Vlaanderen. Kunsttijdschrift. Jaargang 16
(1967)– [tijdschrift] Vlaanderen. Kunsttijdschrift– Auteursrechtelijk beschermd
[pagina 40]
| |
De bokkesprongOp de wijze van ‘De Zevensprong’
de bokkesprong
Connais, connais-tu les faux problèmes?
Connais, connais-tu les six abus?
Men zegt dat Wemmel dansen moet
zoals le Bruxellois dat doet.
Maar Cooremàns die danst niet goed:
die danst slechts op zijn Franse voet.
Dat is maar één.
Kende gij het lied van de randgemeenten?
Kende gij het lied van de bokkesprong?
Van Sint-Genesius moet er aan,
dan grenst Bruxelles aan de Waalse haan.
Dan grenst La Capitale zelfs aan Paris
en zingt men in Rhode patati.
Et patata.
Connais, connais-tu le bourgemaître?
Connais, connais-tu Monsieur Le Grune?
Men zegt dat hij niet dansen kan:
hij danst gelijk een edelman.
En Wezembeek is ‘oppem’ kwaad
omdat hij in ‘wezen’ slechts Frans verstaat.
Drie ça fait trois.
Kende gij het lied van de twee Vlaamse beken?
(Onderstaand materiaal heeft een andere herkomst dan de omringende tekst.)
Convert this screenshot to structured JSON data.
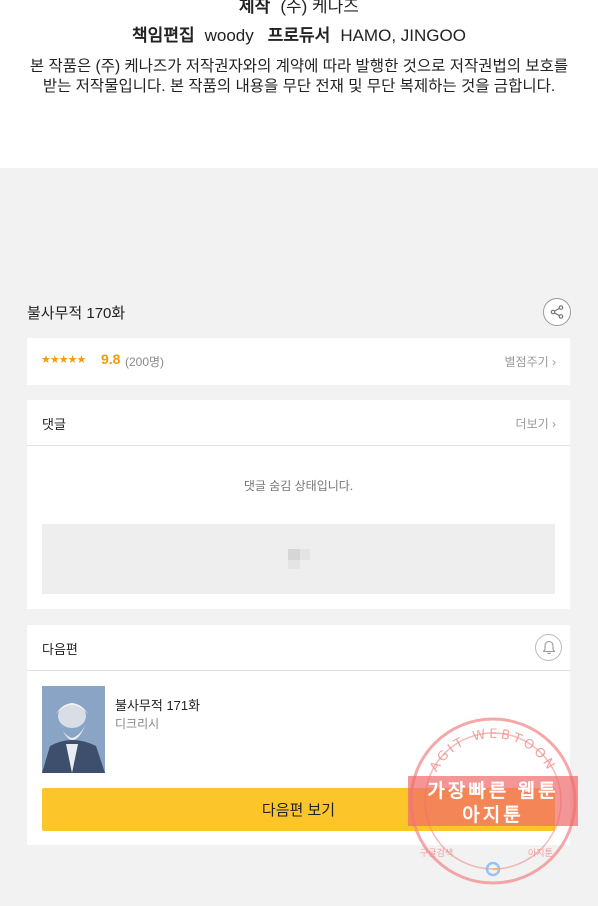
{
  "credits": {
    "line1_label": "제작",
    "line1_value": "(주) 케나즈",
    "line2_label1": "책임편집",
    "line2_value1": "woody",
    "line2_label2": "프로듀서",
    "line2_value2": "HAMO, JINGOO",
    "notice_line1": "본 작품은 (주) 케나즈가 저작권자와의 계약에 따라 발행한 것으로 저작권법의 보호를",
    "notice_line2": "받는 저작물입니다. 본 작품의 내용을 무단 전재 및 무단 복제하는 것을 금합니다."
  },
  "episode": {
    "title": "불사무적 170화",
    "share_icon": "share-icon"
  },
  "rating": {
    "stars": "★★★★★",
    "score": "9.8",
    "count": "(200명)",
    "rate_label": "별점주기"
  },
  "comments": {
    "label": "댓글",
    "more_label": "더보기",
    "hidden_message": "댓글 숨김 상태입니다."
  },
  "next": {
    "label": "다음편",
    "title": "불사무적 171화",
    "author": "디크리시",
    "button_label": "다음편 보기",
    "bell_icon": "bell-icon"
  },
  "watermark": {
    "arc_text": "AGIT WEBTOON",
    "line1": "가장빠른 웹툰",
    "line2": "아지툰",
    "bottom_left": "구글검색",
    "bottom_right": "아지툰"
  },
  "colors": {
    "accent_yellow": "#fcc52a",
    "star_orange": "#f29b0d",
    "background": "#f2f2f2"
  }
}
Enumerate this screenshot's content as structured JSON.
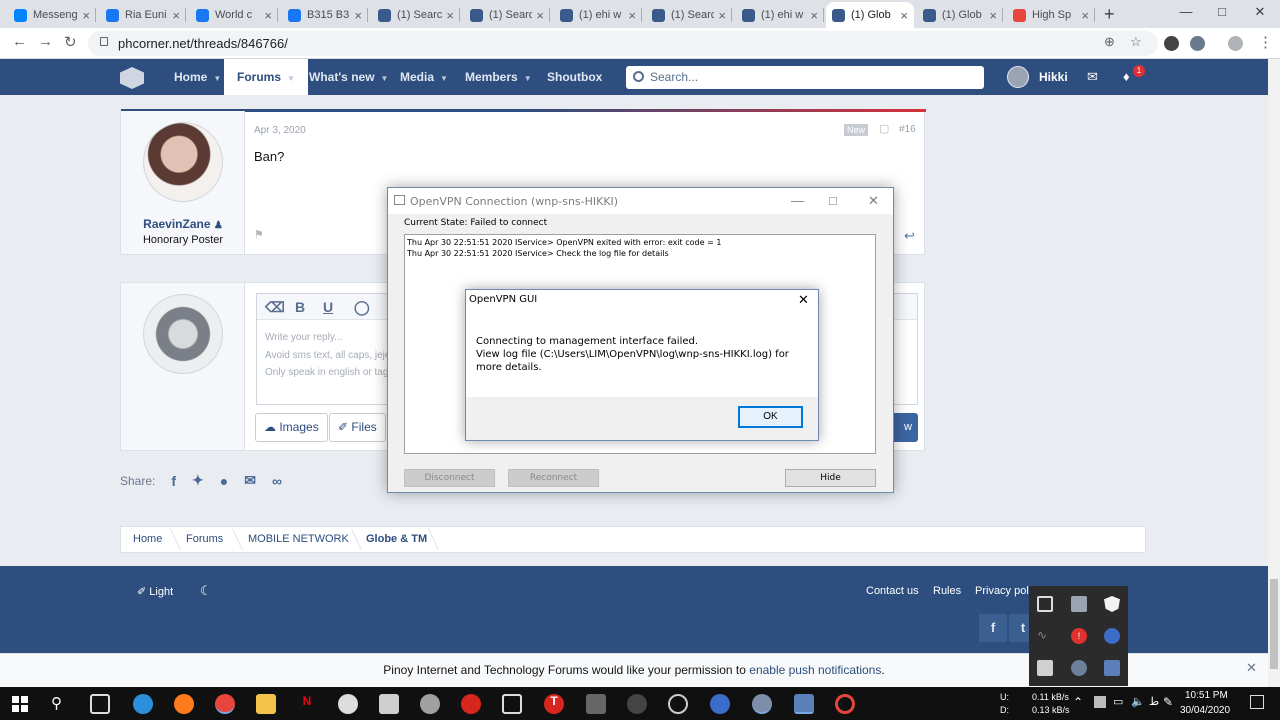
{
  "browser": {
    "tabs": [
      {
        "title": "Messeng",
        "favicon_color": "#0084ff"
      },
      {
        "title": "Ria Euni",
        "favicon_color": "#1877f2"
      },
      {
        "title": "World c",
        "favicon_color": "#1877f2"
      },
      {
        "title": "B315 B3",
        "favicon_color": "#1877f2"
      },
      {
        "title": "(1) Searc",
        "favicon_color": "#3a5a8c"
      },
      {
        "title": "(1) Searc",
        "favicon_color": "#3a5a8c"
      },
      {
        "title": "(1) ehi w",
        "favicon_color": "#3a5a8c"
      },
      {
        "title": "(1) Searc",
        "favicon_color": "#3a5a8c"
      },
      {
        "title": "(1) ehi w",
        "favicon_color": "#3a5a8c"
      },
      {
        "title": "(1) Glob",
        "favicon_color": "#3a5a8c",
        "active": true
      },
      {
        "title": "(1) Glob",
        "favicon_color": "#3a5a8c"
      },
      {
        "title": "High Sp",
        "favicon_color": "#e8453c"
      }
    ],
    "url": "phcorner.net/threads/846766/"
  },
  "forum_nav": {
    "items": [
      {
        "label": "Home"
      },
      {
        "label": "Forums",
        "active": true
      },
      {
        "label": "What's new"
      },
      {
        "label": "Media"
      },
      {
        "label": "Members"
      },
      {
        "label": "Shoutbox"
      }
    ],
    "search_placeholder": "Search...",
    "username": "Hikki",
    "alert_count": "1"
  },
  "post": {
    "author": "RaevinZane",
    "author_title": "Honorary Poster",
    "date": "Apr 3, 2020",
    "new_label": "New",
    "number": "#16",
    "body": "Ban?"
  },
  "reply": {
    "placeholder_lines": [
      "Write your reply...",
      "Avoid sms text, all caps, jeje",
      "Only speak in english or tag"
    ],
    "images_label": "Images",
    "files_label": "Files",
    "post_label": "w"
  },
  "share": {
    "label": "Share:"
  },
  "breadcrumb": [
    "Home",
    "Forums",
    "MOBILE NETWORK",
    "Globe & TM"
  ],
  "footer": {
    "light_label": "Light",
    "links": [
      "Contact us",
      "Rules",
      "Privacy pol"
    ]
  },
  "push_bar": {
    "text": "Pinoy Internet and Technology Forums would like your permission to ",
    "link": "enable push notifications",
    "suffix": "."
  },
  "vpn_window": {
    "title": "OpenVPN Connection (wnp-sns-HIKKI)",
    "state": "Current State: Failed to connect",
    "log": [
      "Thu Apr 30 22:51:51 2020 IService> OpenVPN exited with error: exit code = 1",
      "Thu Apr 30 22:51:51 2020 IService> Check the log file for details"
    ],
    "disconnect_label": "Disconnect",
    "reconnect_label": "Reconnect",
    "hide_label": "Hide"
  },
  "error_dialog": {
    "title": "OpenVPN GUI",
    "message_line1": "Connecting to management interface failed.",
    "message_line2": "View log file (C:\\Users\\LIM\\OpenVPN\\log\\wnp-sns-HIKKI.log) for more details.",
    "ok_label": "OK"
  },
  "taskbar": {
    "net_up_label": "U:",
    "net_down_label": "D:",
    "net_up": "0.11 kB/s",
    "net_down": "0.13 kB/s",
    "time": "10:51 PM",
    "date": "30/04/2020"
  }
}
Kende gij het lied van de Linkebeek?
Men zegt dat rechts naar de Schelde vloeit
en links door de Maas wordt overspoeld.
Wordt rechts met een linker-beek verrijkt
als de rood-roomse achterdocht hier wijkt?
En dat is vier.
Kende gij het lied van de kraaiende hanen?
Kende gij het droevig Kraainems lied?
Ik ben voor één keer Belgicist
en zing de Brabançonne zo driest.
Ja, vroeger zong ik 't binnensmonds:
‘Nooit zal men ons een morzel gronds’.
't Is vijf voor twaalf!
Kende gij het lied van de Vlaamse bossen?
Kende gij het lied van Drogenbos?
Ik zing zo droog langs mijn neus weg:
dat ander reukorgaanGa naar voetnoot* heeft pech.
Dit was zijn sixième abus.
En 'k zing nog één keer connais-tu.
Si, si, si, six.
Connais, connais-tu les faux problèmes,
connais, connais-tu les six abus.
Kor van der Goten Foto Jan Pollaerts. Gent.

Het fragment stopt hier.